First, relax! It’s okay if you bomb–there are always more companies wanting to hire you (and you can reapply to the same company about once a year). Develop your own preferences for how to solve technical problems, but here’s a good outline of what works for me.
- Understand. Listen as they pose the challenge, write out the key points, ask clarifying questions, state assumptions, and finally read back the overall challenge in your own words. Write out a small, toy example (inputs and outputs) to make sure you understand the problem/potential solutions.
- Think. Say “okay, let me take a few seconds to think about this,” then take 30-45 seconds to think about what you want to do. This is the point where “inspiration” often comes.
- Forecast. Briefly (10-15 seconds) describe the naive solution, if it comes to you. Give your feel for what the “lowest possible” bound would be (e.g. if an array has N elements, and you must touch all N elements, then can’t do better than
O(n)). If you want, give your intuitive guess for what the runtime complexity will turn out to be.
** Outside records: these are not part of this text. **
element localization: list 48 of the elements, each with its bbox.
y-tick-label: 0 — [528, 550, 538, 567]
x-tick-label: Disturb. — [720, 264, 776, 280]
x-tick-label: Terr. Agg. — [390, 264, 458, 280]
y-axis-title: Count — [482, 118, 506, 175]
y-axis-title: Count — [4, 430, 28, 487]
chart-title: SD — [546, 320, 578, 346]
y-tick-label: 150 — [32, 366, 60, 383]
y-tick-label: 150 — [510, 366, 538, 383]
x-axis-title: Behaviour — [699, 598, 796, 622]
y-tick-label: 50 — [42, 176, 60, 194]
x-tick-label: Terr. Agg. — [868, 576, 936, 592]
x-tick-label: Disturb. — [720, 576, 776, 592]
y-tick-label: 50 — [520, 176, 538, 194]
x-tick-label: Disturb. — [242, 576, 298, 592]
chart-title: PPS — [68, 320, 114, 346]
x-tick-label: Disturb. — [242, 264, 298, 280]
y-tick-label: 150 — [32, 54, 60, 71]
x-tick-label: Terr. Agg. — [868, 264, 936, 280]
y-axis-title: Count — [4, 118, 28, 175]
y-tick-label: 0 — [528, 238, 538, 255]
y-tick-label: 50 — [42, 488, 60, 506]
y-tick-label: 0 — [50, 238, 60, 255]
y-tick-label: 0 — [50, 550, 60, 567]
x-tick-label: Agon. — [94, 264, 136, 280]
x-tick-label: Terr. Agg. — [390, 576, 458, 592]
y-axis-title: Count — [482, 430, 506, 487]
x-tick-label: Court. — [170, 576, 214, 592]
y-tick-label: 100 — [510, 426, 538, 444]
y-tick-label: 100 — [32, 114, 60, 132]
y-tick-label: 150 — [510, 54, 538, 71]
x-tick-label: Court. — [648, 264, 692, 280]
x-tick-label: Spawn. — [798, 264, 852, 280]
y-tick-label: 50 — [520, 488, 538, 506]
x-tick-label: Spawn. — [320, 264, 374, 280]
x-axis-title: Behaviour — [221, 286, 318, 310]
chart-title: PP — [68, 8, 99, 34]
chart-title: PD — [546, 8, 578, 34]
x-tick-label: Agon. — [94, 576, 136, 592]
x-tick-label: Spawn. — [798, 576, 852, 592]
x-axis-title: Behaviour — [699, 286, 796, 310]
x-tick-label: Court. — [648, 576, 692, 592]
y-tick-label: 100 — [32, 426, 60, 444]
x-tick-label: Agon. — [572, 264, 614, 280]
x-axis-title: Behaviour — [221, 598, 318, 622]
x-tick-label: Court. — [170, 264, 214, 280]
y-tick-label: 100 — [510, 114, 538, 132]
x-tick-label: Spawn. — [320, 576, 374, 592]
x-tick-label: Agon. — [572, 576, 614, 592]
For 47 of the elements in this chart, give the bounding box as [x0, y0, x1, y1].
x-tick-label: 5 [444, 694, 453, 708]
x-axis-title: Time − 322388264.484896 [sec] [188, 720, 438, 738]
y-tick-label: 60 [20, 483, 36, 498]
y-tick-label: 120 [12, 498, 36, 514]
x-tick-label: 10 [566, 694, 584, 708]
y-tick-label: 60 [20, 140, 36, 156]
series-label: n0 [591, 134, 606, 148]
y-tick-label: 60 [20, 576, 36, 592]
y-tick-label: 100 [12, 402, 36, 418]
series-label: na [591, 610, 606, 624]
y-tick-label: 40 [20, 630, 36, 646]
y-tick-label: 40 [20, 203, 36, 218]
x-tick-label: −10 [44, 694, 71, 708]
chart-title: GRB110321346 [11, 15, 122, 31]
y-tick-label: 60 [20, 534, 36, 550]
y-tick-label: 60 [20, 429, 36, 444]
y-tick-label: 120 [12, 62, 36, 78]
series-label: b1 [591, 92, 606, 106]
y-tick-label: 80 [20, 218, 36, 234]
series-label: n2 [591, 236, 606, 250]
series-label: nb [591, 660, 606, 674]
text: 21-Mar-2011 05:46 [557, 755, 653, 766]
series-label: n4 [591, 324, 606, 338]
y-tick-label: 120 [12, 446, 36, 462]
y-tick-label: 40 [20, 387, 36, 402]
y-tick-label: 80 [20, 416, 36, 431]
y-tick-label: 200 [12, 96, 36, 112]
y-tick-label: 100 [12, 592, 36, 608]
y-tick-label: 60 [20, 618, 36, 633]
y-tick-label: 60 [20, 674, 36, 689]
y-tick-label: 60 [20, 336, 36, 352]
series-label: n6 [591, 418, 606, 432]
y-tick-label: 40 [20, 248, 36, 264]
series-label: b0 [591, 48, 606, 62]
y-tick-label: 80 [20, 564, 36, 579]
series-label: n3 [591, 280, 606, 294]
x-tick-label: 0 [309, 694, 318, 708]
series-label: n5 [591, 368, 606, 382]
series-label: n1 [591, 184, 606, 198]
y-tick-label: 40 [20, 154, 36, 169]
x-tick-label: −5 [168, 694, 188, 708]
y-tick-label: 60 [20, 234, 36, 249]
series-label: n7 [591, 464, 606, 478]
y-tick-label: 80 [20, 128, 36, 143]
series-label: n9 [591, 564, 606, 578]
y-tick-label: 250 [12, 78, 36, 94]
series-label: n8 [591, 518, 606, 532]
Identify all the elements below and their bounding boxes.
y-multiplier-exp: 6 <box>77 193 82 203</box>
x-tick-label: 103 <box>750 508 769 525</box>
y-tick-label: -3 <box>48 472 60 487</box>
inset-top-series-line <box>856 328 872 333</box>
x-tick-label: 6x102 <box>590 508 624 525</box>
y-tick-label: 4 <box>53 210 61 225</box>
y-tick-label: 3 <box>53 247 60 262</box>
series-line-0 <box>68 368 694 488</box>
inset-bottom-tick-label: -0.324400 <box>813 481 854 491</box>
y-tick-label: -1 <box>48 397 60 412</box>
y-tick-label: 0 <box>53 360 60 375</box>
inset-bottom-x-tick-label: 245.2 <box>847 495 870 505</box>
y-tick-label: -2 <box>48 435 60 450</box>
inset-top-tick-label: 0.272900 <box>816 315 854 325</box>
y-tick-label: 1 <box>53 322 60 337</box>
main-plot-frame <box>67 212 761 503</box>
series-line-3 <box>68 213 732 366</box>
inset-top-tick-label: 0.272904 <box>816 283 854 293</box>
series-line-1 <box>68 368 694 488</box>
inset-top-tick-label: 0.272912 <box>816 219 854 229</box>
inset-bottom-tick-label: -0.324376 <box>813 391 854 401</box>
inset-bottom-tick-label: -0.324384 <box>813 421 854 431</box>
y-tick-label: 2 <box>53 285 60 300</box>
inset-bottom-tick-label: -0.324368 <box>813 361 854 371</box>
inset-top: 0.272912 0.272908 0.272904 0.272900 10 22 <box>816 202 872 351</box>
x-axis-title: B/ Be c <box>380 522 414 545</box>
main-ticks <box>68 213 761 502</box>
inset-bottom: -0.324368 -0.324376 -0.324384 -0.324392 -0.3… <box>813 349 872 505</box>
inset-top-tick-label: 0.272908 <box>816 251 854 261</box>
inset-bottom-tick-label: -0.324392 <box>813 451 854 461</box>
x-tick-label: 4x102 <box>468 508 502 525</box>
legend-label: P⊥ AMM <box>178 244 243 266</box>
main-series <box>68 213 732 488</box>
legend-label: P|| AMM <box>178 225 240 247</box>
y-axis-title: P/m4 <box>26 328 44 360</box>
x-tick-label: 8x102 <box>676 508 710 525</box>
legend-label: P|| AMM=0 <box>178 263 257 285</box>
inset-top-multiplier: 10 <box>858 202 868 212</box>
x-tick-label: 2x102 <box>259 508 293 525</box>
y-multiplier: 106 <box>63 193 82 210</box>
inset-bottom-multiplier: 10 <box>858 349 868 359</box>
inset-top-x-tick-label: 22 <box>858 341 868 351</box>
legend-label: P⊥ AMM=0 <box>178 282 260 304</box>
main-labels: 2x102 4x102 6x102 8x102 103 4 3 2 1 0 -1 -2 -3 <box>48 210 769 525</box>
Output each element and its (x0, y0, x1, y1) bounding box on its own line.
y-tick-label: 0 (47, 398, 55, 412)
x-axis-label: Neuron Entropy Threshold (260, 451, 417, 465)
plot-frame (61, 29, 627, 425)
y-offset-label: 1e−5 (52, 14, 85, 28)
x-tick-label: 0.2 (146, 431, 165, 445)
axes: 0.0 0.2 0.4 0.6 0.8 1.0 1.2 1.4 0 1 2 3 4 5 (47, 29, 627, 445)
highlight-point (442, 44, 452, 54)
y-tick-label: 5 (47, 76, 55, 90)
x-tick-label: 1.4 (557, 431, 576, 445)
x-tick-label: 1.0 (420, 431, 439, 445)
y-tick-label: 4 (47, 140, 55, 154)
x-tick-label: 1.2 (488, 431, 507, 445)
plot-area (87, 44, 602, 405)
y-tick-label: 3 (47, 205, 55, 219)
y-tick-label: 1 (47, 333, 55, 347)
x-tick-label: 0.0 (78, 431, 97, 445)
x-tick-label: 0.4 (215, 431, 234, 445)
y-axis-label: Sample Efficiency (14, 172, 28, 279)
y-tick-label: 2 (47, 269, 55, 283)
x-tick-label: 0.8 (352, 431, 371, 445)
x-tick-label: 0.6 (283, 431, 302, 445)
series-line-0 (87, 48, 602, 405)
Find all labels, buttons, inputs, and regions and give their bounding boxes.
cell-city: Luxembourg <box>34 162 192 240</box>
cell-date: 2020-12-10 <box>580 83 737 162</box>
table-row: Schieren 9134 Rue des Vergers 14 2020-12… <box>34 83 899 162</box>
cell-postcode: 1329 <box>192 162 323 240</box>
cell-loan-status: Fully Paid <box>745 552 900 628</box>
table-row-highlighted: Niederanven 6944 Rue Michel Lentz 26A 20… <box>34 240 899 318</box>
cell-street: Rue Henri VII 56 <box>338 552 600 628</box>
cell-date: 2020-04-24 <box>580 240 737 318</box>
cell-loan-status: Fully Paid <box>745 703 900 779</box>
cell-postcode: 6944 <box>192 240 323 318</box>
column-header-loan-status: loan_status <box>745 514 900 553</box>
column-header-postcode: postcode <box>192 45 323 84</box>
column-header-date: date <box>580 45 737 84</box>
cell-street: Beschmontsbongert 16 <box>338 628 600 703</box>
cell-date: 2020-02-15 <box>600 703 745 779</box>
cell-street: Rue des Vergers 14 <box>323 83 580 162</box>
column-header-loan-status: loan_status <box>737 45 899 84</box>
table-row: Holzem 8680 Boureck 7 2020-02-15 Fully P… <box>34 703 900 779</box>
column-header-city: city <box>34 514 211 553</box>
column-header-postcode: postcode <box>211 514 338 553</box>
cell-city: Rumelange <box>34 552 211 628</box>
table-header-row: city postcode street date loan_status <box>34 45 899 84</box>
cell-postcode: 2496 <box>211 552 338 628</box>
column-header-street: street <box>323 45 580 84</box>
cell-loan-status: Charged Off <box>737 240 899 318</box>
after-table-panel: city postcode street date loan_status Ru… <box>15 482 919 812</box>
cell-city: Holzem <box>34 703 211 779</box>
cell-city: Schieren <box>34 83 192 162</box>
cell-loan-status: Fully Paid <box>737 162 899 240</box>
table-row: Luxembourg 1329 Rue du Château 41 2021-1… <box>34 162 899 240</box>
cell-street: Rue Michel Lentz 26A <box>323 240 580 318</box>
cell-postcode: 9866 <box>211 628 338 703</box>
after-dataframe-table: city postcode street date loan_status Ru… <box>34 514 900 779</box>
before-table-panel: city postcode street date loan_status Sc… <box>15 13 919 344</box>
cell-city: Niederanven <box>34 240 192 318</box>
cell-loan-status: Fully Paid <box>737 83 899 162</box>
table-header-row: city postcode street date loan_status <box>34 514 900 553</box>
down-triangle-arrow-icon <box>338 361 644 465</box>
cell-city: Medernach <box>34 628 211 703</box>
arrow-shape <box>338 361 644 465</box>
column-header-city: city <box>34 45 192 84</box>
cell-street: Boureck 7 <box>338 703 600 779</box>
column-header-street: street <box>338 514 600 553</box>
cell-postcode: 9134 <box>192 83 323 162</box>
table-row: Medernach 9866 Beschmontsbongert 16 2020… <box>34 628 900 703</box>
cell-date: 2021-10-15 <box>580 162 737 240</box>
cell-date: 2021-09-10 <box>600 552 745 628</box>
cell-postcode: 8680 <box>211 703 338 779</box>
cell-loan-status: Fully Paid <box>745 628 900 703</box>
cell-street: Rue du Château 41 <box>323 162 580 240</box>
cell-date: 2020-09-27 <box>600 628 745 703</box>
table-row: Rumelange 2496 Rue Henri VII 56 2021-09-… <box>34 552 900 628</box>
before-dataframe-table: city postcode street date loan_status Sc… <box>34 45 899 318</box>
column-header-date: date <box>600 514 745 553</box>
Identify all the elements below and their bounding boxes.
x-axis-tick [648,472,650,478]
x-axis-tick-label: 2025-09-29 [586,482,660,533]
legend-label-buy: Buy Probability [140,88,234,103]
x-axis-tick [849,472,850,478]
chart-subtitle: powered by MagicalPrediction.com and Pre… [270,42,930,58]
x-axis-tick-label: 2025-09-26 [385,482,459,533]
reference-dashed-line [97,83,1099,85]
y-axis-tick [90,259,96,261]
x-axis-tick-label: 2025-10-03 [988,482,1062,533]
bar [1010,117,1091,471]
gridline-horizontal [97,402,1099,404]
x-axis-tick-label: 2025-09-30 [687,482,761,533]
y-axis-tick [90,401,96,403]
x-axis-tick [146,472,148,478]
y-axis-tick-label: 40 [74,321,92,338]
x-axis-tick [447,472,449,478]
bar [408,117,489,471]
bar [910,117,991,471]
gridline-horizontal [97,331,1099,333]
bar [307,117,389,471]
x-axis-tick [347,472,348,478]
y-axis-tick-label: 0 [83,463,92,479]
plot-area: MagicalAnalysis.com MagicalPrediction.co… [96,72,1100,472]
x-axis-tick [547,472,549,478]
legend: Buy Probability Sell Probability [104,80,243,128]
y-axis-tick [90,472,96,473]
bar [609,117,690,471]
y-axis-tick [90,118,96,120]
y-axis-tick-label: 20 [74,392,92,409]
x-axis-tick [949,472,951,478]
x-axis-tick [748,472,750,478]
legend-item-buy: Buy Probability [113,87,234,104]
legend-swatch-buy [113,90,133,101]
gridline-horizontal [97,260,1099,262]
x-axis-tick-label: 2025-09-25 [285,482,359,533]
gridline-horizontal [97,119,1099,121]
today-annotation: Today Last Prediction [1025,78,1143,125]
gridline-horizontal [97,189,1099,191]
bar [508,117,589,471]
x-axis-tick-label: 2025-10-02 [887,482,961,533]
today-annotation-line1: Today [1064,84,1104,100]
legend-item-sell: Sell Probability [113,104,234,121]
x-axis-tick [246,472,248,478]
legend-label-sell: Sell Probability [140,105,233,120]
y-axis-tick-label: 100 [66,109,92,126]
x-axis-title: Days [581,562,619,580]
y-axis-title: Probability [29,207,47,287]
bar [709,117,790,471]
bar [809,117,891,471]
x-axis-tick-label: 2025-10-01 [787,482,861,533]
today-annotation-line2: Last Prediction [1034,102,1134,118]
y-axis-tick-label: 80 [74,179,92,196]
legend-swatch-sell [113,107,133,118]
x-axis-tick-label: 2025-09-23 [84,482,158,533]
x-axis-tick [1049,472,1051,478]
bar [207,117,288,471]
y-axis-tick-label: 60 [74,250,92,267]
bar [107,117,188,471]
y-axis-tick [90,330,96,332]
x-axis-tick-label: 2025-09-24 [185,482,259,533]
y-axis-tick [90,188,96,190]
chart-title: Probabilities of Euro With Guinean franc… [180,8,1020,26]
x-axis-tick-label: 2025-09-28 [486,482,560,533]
- Solve. Begin your solution. Remember to think out loud as much as possible, or at least think quietly but then explain what you’ve been thinking. At this stage, you’re not writing any actual code (except maybe a bit of pseudocode, if you find that beneficial)–just working toward an understanding of how to solve the problem, e.g. “okay well, we could use a hash table here, and that would require
O(1)work per element, so let’s say we iterate over the entire array and insert each element,” etc. Write in real words what you want to do. Once you have something you think would work, describe why it would work, then ask for the interviewer’s thoughts. If they like it, then you can begin writing it up in actual code.
- Code. First write out, using inline comments, what you want to do. Then implement the comments. Prefer Python (or whatever you’re most comfortable with), but ask/defer to the interviewer’s requests. Ask questions when stuck or unsure.
- Summarize. Once you’ve reached a solution, describe why you think it’s an acceptable solution, then ask for the interviewer’s thoughts. They may have you change things, describe decisions, or say you did something wrong. Then they may ask you a few additional, non-coding questions related to the problem, e.g. “what is the space complexity of this solution?”
- Confidently ask for help. Both when stuck and when unsure. This is possibly the most important thing. You’ll never bomb because you can always ask for help–and it’s seen as a positive, actually, to ask for a small/appropriate amount of help. Interviewers want to know you’re comfortable requesting help with difficult problems.
- Remember hash maps. They have
O(1)insertion, deletion, and lookup times, and are frequently used in algorithmic problems.
Define functions as-needed. If you can’t remember the name of a standard library function, or want to use a function but define it later, write something like this off to the side and fill it out later (the interviewer may request that you fill it in now, or might say “don’t worry about it”):12345def pick(array):# pick a random element from arraydef swap(array, i, j):# swap indices i and j in array
Leave scratch space. Leave part of your workspace, off to the side, free for thinking, toy examples, and quick math.
- Write out a toy example. Can be a great way to (a) have some time to think, and (b) realize a solution you weren’t seeing before.